Monday, July 22, 2019

Plein Air Painters of the Bay of Fundy – Annual Paintout

Spot the painter!
Theresa MacKnight (oil)

The Bay of Fundy—50 miles wide, 150 miles long.  That's a lot of coastline.  And it's so knotted with tiny coves and peninsulas that, were you to straighten it out, it'd reach almost to the moon.  Well, I'm making that up, but I bet it would be a long distance.   Snuggled up against the bay are two Canadian provinces—New Brunswick and Nova Scotia—and one US state, Maine.  Thanks to the bay, getting from here to there can take more time than you think.

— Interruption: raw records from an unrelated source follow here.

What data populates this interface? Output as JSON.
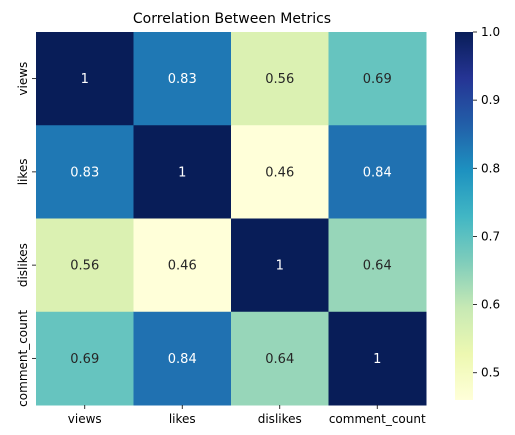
{
  "chart_data": {
    "type": "heatmap",
    "title": "Correlation Between Metrics",
    "x_labels": [
      "views",
      "likes",
      "dislikes",
      "comment_count"
    ],
    "y_labels": [
      "views",
      "likes",
      "dislikes",
      "comment_count"
    ],
    "values": [
      [
        1,
        0.83,
        0.56,
        0.69
      ],
      [
        0.83,
        1,
        0.46,
        0.84
      ],
      [
        0.56,
        0.46,
        1,
        0.64
      ],
      [
        0.69,
        0.84,
        0.64,
        1
      ]
    ],
    "annotations": [
      [
        "1",
        "0.83",
        "0.56",
        "0.69"
      ],
      [
        "0.83",
        "1",
        "0.46",
        "0.84"
      ],
      [
        "0.56",
        "0.46",
        "1",
        "0.64"
      ],
      [
        "0.69",
        "0.84",
        "0.64",
        "1"
      ]
    ],
    "colormap": "YlGnBu",
    "colorbar": {
      "vmin": 0.46,
      "vmax": 1.0,
      "ticks": [
        0.5,
        0.6,
        0.7,
        0.8,
        0.9,
        1.0
      ],
      "tick_labels": [
        "0.5",
        "0.6",
        "0.7",
        "0.8",
        "0.9",
        "1.0"
      ]
    }
  }
}
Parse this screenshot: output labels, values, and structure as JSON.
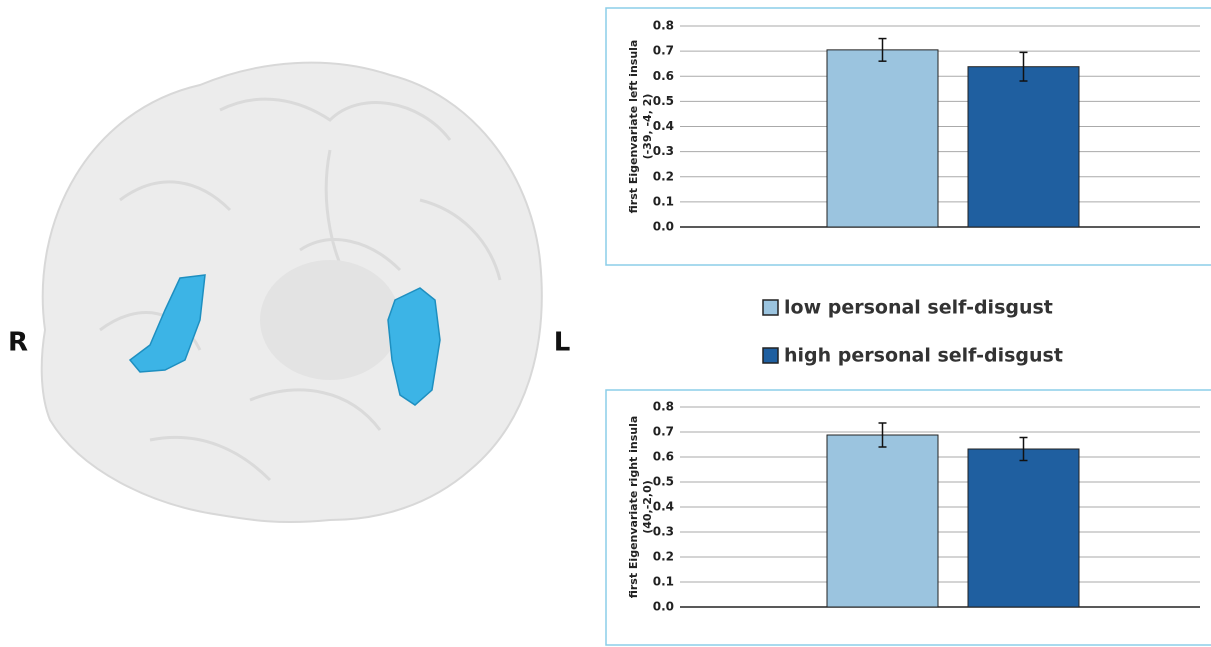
{
  "image": {
    "labels": [
      "R",
      "L"
    ]
  },
  "chart_data": [
    {
      "type": "bar",
      "ylabel": [
        "first Eigenvariate left insula",
        "(-39, -4, 2)"
      ],
      "categories": [
        null
      ],
      "series": [
        {
          "name": "low personal self-disgust",
          "color": "#9bc4df",
          "values": [
            0.705
          ],
          "errors": [
            0.045
          ]
        },
        {
          "name": "high personal self-disgust",
          "color": "#1f5fa0",
          "values": [
            0.638
          ],
          "errors": [
            0.057
          ]
        }
      ],
      "ylim": [
        0,
        0.8
      ],
      "yticks": [
        {
          "value": 0,
          "label": "0.0"
        },
        0.1,
        0.2,
        0.3,
        0.4,
        0.5,
        0.6,
        0.7,
        0.8
      ],
      "grid": true
    },
    {
      "type": "bar",
      "ylabel": [
        "first Eigenvariate right insula",
        "(40,-2,0)"
      ],
      "categories": [
        null
      ],
      "series": [
        {
          "color": "#9bc4df",
          "values": [
            0.688
          ],
          "errors": [
            0.048
          ]
        },
        {
          "color": "#1f5fa0",
          "values": [
            0.632
          ],
          "errors": [
            0.046
          ]
        }
      ],
      "ylim": [
        0,
        0.8
      ],
      "yticks": [
        {
          "value": 0,
          "label": "0.0"
        },
        0.1,
        0.2,
        0.3,
        0.4,
        0.5,
        0.6,
        0.7,
        0.8
      ],
      "grid": true
    }
  ]
}
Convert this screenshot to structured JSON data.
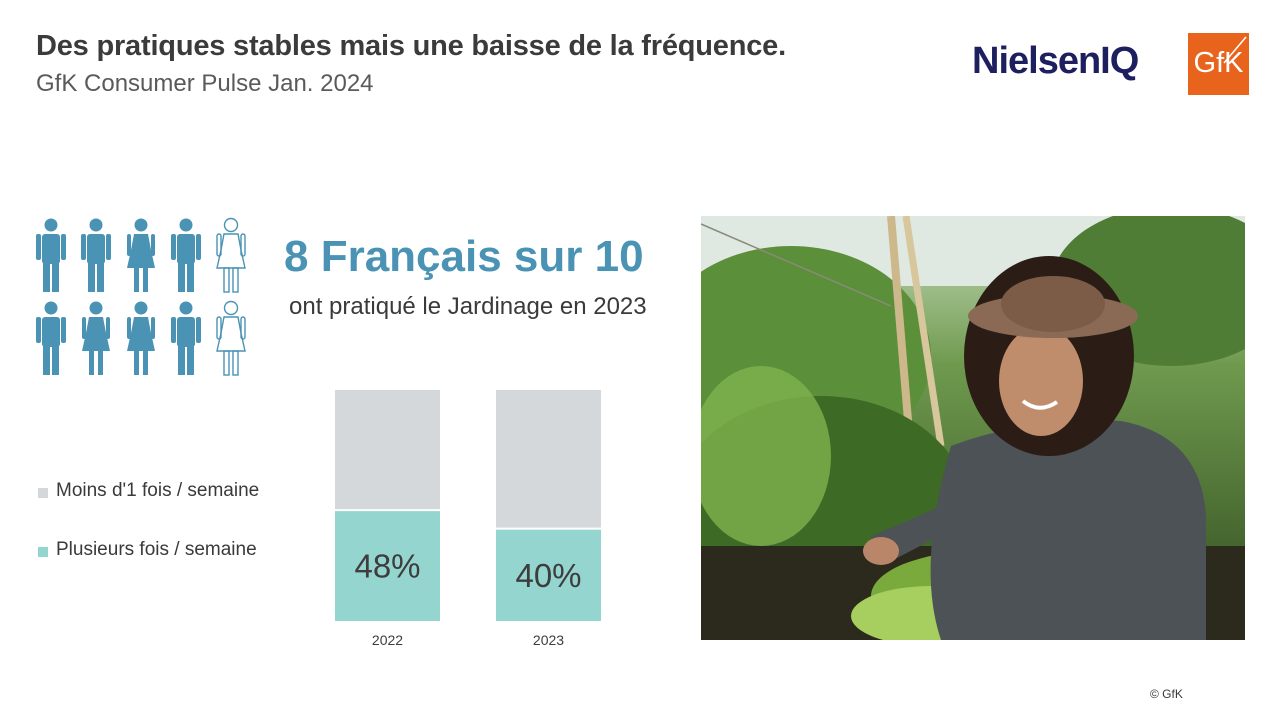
{
  "header": {
    "title": "Des pratiques stables mais une baisse de la fréquence.",
    "subtitle": "GfK Consumer Pulse Jan. 2024"
  },
  "logos": {
    "nielsen": "NielsenIQ",
    "gfk": "GfK"
  },
  "infographic": {
    "headline": "8 Français sur 10",
    "subline": "ont pratiqué le Jardinage en 2023",
    "people_total": 10,
    "people_filled": 8,
    "icon": "person-icon"
  },
  "colors": {
    "accent_blue": "#4a93b4",
    "teal": "#95d5cf",
    "grey": "#d5d8da",
    "nielsen_navy": "#1d1f5f",
    "gfk_orange": "#e8631c"
  },
  "chart_data": {
    "type": "bar",
    "stacked": true,
    "categories": [
      "2022",
      "2023"
    ],
    "series": [
      {
        "name": "Plusieurs fois / semaine",
        "values": [
          48,
          40
        ],
        "color": "#95d5cf"
      },
      {
        "name": "Moins d'1 fois / semaine",
        "values": [
          52,
          60
        ],
        "color": "#d5d8da"
      }
    ],
    "data_labels": [
      "48%",
      "40%"
    ],
    "ylim": [
      0,
      100
    ],
    "legend": [
      "Moins d'1 fois / semaine",
      "Plusieurs fois / semaine"
    ],
    "legend_position": "left"
  },
  "photo": {
    "subject": "woman-gardening-photo"
  },
  "footer": {
    "copyright": "© GfK"
  }
}
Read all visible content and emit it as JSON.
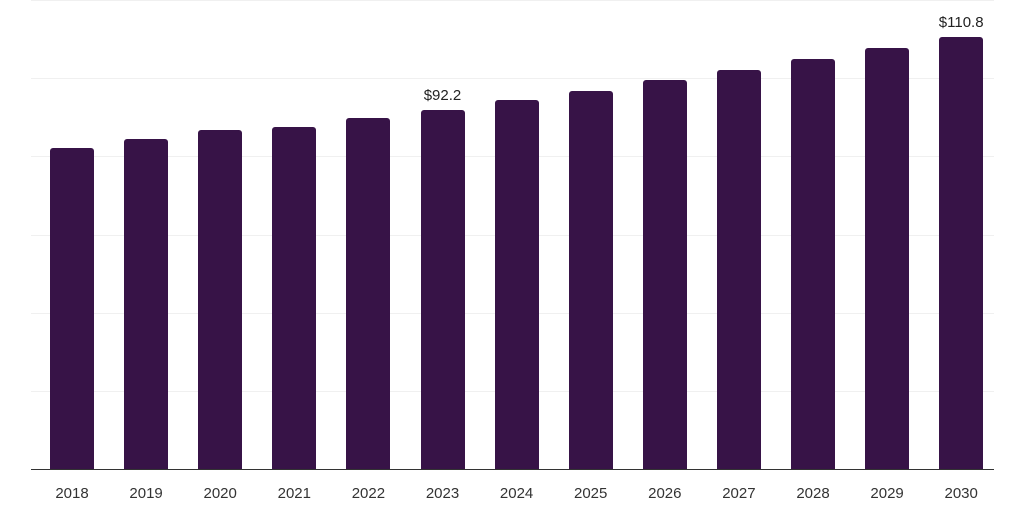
{
  "chart_data": {
    "type": "bar",
    "title": "",
    "xlabel": "",
    "ylabel": "",
    "categories": [
      "2018",
      "2019",
      "2020",
      "2021",
      "2022",
      "2023",
      "2024",
      "2025",
      "2026",
      "2027",
      "2028",
      "2029",
      "2030"
    ],
    "values": [
      82.3,
      84.7,
      87.0,
      87.7,
      90.0,
      92.2,
      94.6,
      96.9,
      99.7,
      102.3,
      105.1,
      107.9,
      110.8
    ],
    "data_labels": [
      {
        "category": "2023",
        "text": "$92.2"
      },
      {
        "category": "2030",
        "text": "$110.8"
      }
    ],
    "ylim": [
      0,
      120
    ],
    "gridlines": [
      0,
      20,
      40,
      60,
      80,
      100,
      120
    ],
    "grid": true,
    "legend": null,
    "bar_color": "#371347"
  }
}
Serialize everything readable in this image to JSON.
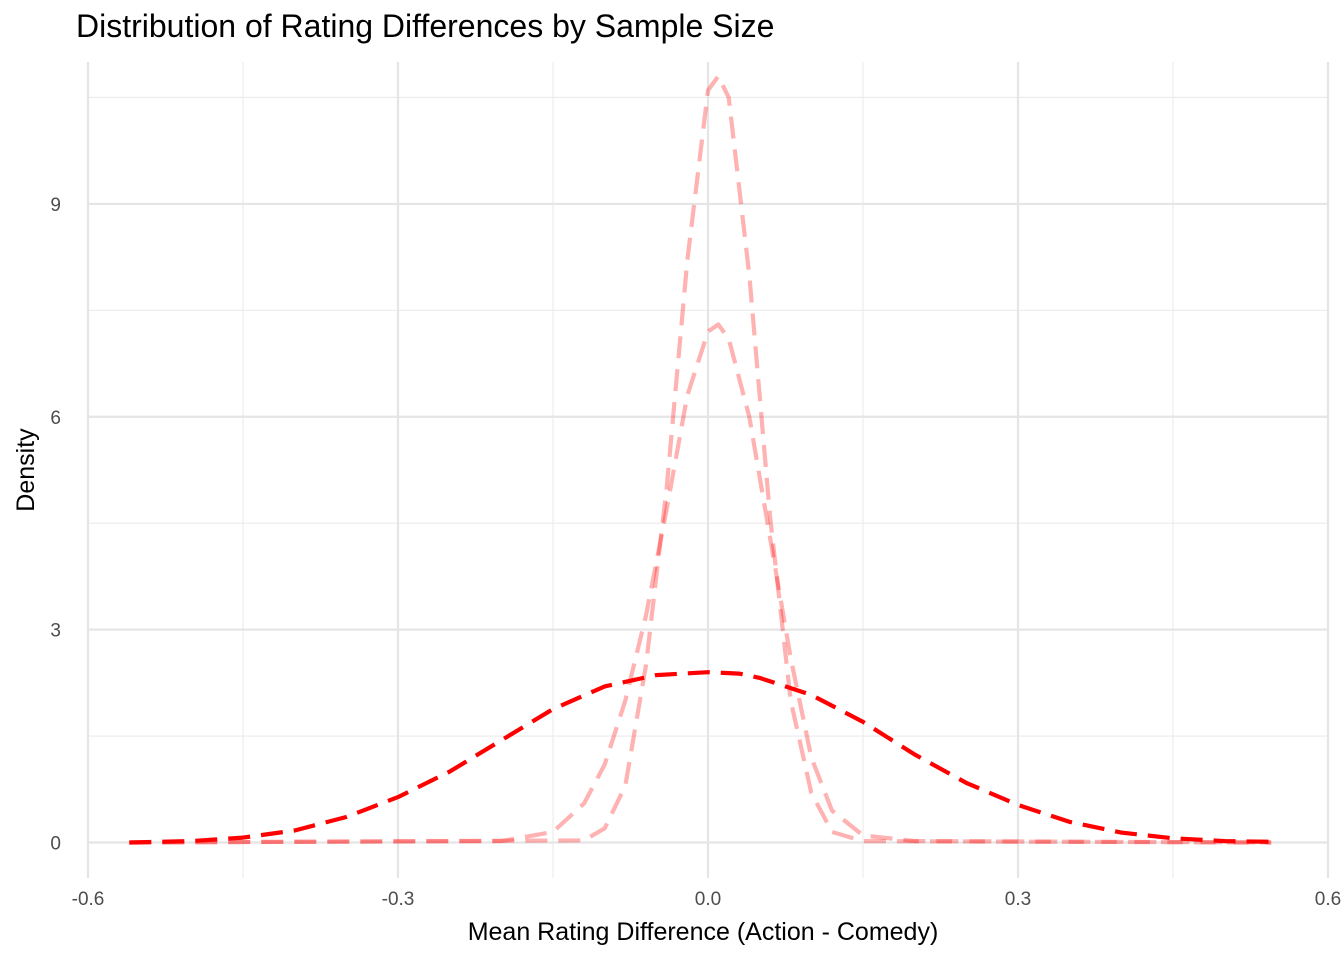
{
  "chart_data": {
    "type": "line",
    "title": "Distribution of Rating Differences by Sample Size",
    "xlabel": "Mean Rating Difference (Action - Comedy)",
    "ylabel": "Density",
    "xlim": [
      -0.6,
      0.6
    ],
    "ylim": [
      -0.5,
      11.0
    ],
    "x_ticks": [
      -0.6,
      -0.3,
      0.0,
      0.3,
      0.6
    ],
    "x_tick_labels": [
      "-0.6",
      "-0.3",
      "0.0",
      "0.3",
      "0.6"
    ],
    "y_ticks": [
      0,
      3,
      6,
      9
    ],
    "y_tick_labels": [
      "0",
      "3",
      "6",
      "9"
    ],
    "grid": true,
    "legend": "none",
    "series": [
      {
        "color": "#ff0000",
        "opacity": 1.0,
        "style": "dashed",
        "x": [
          -0.56,
          -0.5,
          -0.45,
          -0.4,
          -0.35,
          -0.3,
          -0.25,
          -0.2,
          -0.15,
          -0.1,
          -0.05,
          0.0,
          0.03,
          0.05,
          0.1,
          0.15,
          0.2,
          0.25,
          0.3,
          0.35,
          0.4,
          0.45,
          0.5,
          0.545
        ],
        "y": [
          0.0,
          0.02,
          0.07,
          0.17,
          0.36,
          0.64,
          1.0,
          1.44,
          1.88,
          2.2,
          2.36,
          2.4,
          2.38,
          2.32,
          2.08,
          1.7,
          1.24,
          0.84,
          0.53,
          0.29,
          0.14,
          0.06,
          0.02,
          0.01
        ]
      },
      {
        "color": "#ff0000",
        "opacity": 0.3,
        "style": "dashed",
        "x": [
          -0.56,
          -0.2,
          -0.15,
          -0.12,
          -0.1,
          -0.08,
          -0.06,
          -0.04,
          -0.02,
          0.0,
          0.01,
          0.02,
          0.04,
          0.06,
          0.08,
          0.1,
          0.12,
          0.15,
          0.2,
          0.545
        ],
        "y": [
          0.0,
          0.02,
          0.15,
          0.55,
          1.1,
          2.0,
          3.2,
          4.7,
          6.3,
          7.2,
          7.3,
          7.1,
          6.0,
          4.3,
          2.6,
          1.2,
          0.45,
          0.1,
          0.02,
          0.0
        ]
      },
      {
        "color": "#ff0000",
        "opacity": 0.3,
        "style": "dashed",
        "x": [
          -0.56,
          -0.12,
          -0.1,
          -0.08,
          -0.06,
          -0.04,
          -0.02,
          0.0,
          0.01,
          0.02,
          0.04,
          0.06,
          0.08,
          0.1,
          0.12,
          0.15,
          0.545
        ],
        "y": [
          0.0,
          0.03,
          0.2,
          0.8,
          2.5,
          5.0,
          8.2,
          10.6,
          10.8,
          10.5,
          8.0,
          4.6,
          2.0,
          0.7,
          0.15,
          0.02,
          0.0
        ]
      }
    ]
  }
}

This weekend, members of my painting group, Plein Air Painters of the Bay of Fundy, met for our 13th annual paintout.  We're scattered all around the bay, so I never quite know how many will show up, especially this year, since the paintout was on Campobello Island, which requires two ferry hops from mainland Canada or a long drive around Passamaquoddy Bay and the St Croix River.  Despite that, I think we had a record group—nine painters, plus a number of spouses.  The ones who lived closer by came for the day; those from further afield spent a night or two here, camping at Herring Cove Provincial Park or lodging elsewhere.  Members came from both Maine and New Brunswick; sadly, no one from Nova Scotia was able to attend.

Saturday was the hottest—and muggiest—day of the summer yet.  Much of eastern Canada and the US was experiencing record-breaking heat.  (The heat index for New York City was a life-threatening 106.)   But fortunately for us, we were on Campobello Island, and I can usually find a cool spot to paint in, no matter how hot it gets.  I led our group down to the southern tip of the island, which juts out into the deep, cold waters of the Grand Manan Channel, where we had a nice breeze off the water.  Some of us even wore jackets at the start.  By mid-afternoon, my car thermometer read a cool 70°F (21°C); however, at my studio, which sits on the west side of the island and doesn't get the benefit of those deep, cold waters, the temperature was 87°F (31°C).  That's a full seventeen degrees difference!

After the Fog 11x14 Oil - Available
The first of my two paintings.  Although the fog had departed,
there was a thick haze in the air that weakened the darks. 

Behind the Barrier Beach 11x14 Oil - Available
My second painting.  I loved that little beach rose bush in
front of all that driftwood.  Can you feel the heat?

I worked in oil, as did most of the others, but we also had a couple of watercolor painters and pastellists.  Most of us did two paintings, breaking the day with lunch or a walk along the beach.  When we arrived at our location, it was low tide, and at this particular place, the sea bed has a very shallow angle, so the 26-foot tidal change revealed a vast swath of sand, seaweed and rocky cliffs.  This is one of my favorite times to paint, because the low tide reveals so much.  After lunch, as the tide was coming in, I moved and walked  along the barrier beach—a long, wide, natural dike of cobbles the size of my fist—to paint a view of the lagoon behind it.

But it got hot on that beach.  Despite the breeze, the cobbles reflected heat like a solar cooker, and I ended up drinking an entire bottle of water and sweating it out in an hour.  After that, it was getting late in the afternoon, and I'd promised a tour of my new barn studio, so I packed up and headed home.

After the studio tour, a large group of us headed to a local restaurant (with air-conditioning) for dinner.  We had a fine a view of Passamaquoddy Bay to the west as the sun lowered.  Once dinner was over, a few of us decided to visit the nearby Head Harbour lighthouse to look for whales.  When I got into my car, which was sitting in full sun on pavement, the gauge read 110°F.  That reading was exaggerated, of course, by the oven-like conditions in the parking lot, but I'm sure it was in the 90s.  There wasn't much of a breeze at the lighthouse, so it was hot there, too.  I envied the whales—we saw a couple of minke whales and a few we couldn't identify that blew tall spouts into the air before sounding again—and the life they enjoyed in the cold waters of the Bay of Fundy.

We try to have an exhibition each year, but we didn't arrange one this time.  In the past, we've had exhibitions at venues in either Canada or the US.  Next year, I'm hoping to have an exhibition in St Andrews-by-the-Sea in New Brunswick, with a paintout there just prior to the opening.  Once plans are finalized, I'll announce it on both our website (www.PleinAirFundy.org) and on our Facebook page (www.facebook.com/pleinairfundy).

Here are a few photos from the weekend.

Me on the beach
Bruce Newman (oil)

Joyce Morrell (watercolor)

Ann Oliver-Nickerson (pastel)

Simone Ritter (watercolor)

Helen Stephenson (pastel), Carla Perkins (oil)

Joyce Morrell (watercolor), Ann Oliver-Nickerson (pastel)

1 comment:

PleinAirGal said...

Wonderful! I can smell that salt air. Wishing I was there!